Nota do editor: Este é o quinto de 8 capítulos da série da revista Tabletalk: Uma era de definição: a história da Igreja no século IV.

Enquanto estava na Terra, nosso Senhor confirmou que Ele e o Pai eram um (Jo 10:30). Por outro lado, ele perguntou: “Por que me chamas bom? Ninguém é bom senão um, que é Deus” (Mc 10:18). Colocar essas duas afirmações lado a lado não é muito fácil. Contudo, a Bíblia não deixa apenas essa questão a ser resolvida. Jesus podia dizer ao “desconhecido” pecador curioso escondido em uma árvore que iria almoçar com ele ao mesmo tempo que também afirmava que ninguém sabia o dia ou a hora, somente o Pai (Mc 13:32).

Existe uma tensão inerente nessas e em outras passagens bíblicas. Para expressá-la de forma correta, o grande ponto relativo ao ministério terreno de Jesus é este: o Divino que tornou água em vinho, que ressuscitou Seu amigo Lázaro, que andou sobre as águas e ordenou a Seu amigo Pedro que fizesse o mesmo poderia também ter uma morte sangrenta e vergonhosa na cruz.

Verdadeiramente, Jesus é o Deus-homem, mas a relação entre essas duas pessoas não é tão fácil de entender. A ressurreição não facilitou em nada a situação. Após dominar sobre a morte, Maria podia adorá-lo e se agarrar aos Seus pés. Seu novo corpo ainda tinha as marcas dos pregos que Tomé pôde ver e tocar. Jesus poderia preparar um café da manhã com peixes para Seus discípulos pescadores deprimidos, assim como podia atravessar portas trancadas e, após falar com alguns discípulos, simplesmente desaparecer. Ao final do Seu tempo na Terra, depois de ser visto por muitos (Ele não era uma aparição), ascendeu corporeamente aos céus e está agora assentado à direita do Pai.

Essas e outras passagens das Escrituras ensinaram a Igreja primitiva e nos ensinam hoje a proclamar: “Jesus é Deus!”. Assim, nos regozijamos por termos um grande Sumo Sacerdote que “conhece” nossas fraquezas pois é verdadeiramente homem, nossas vozes se unem aos cristãos de dois mil anos atrás. Confessamos com eles que Jesus de Nazaré, um homem nascido de Maria, é também “Senhor”.

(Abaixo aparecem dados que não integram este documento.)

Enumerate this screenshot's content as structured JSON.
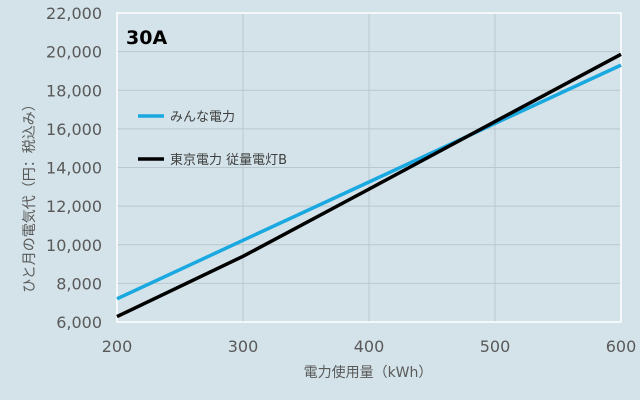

Enquanto cantamos a mesma canção de louvor, nosso mundo difere daquele em que viveram os seguidores de Cristo nos quatro primeiros séculos. Não precisamos adorar em catacumbas e, pelo menos nos Estados Unidos, os funcionários do governo não nos querem mortos devido à nossa profissão de fé. Felizmente, o mundo de perseguição do século IV cessou bruscamente quando o imperador Constantino rescindiu decretos anticristãos anteriores e elevou o cristianismo à religião oficial do Império. De repente, a Igreja teve tempo e lazer para refletir sobre essas verdades bíblicas difíceis e à primeira vista contraditórias.

Ao observar nossa tarefa por outra perspectiva, perguntamos: como a Igreja entendeu o ensinamento de Paulo, que nos diz que Jesus “a si mesmo se esvaziou, assumindo a forma de servo” (Fp 2:7) e o ensino do discípulo amado que nos lembra que “vimos a sua glória” (Jo 1:14). Quando reconheceu que Cristo era o Deus-homem, a Igreja teve que determinar como era possível que o divino e o humano existissem em união. Essas questões foram resolvidas no século IV entre o período do Concílio de Niceia e o Concílio de Constantinopla.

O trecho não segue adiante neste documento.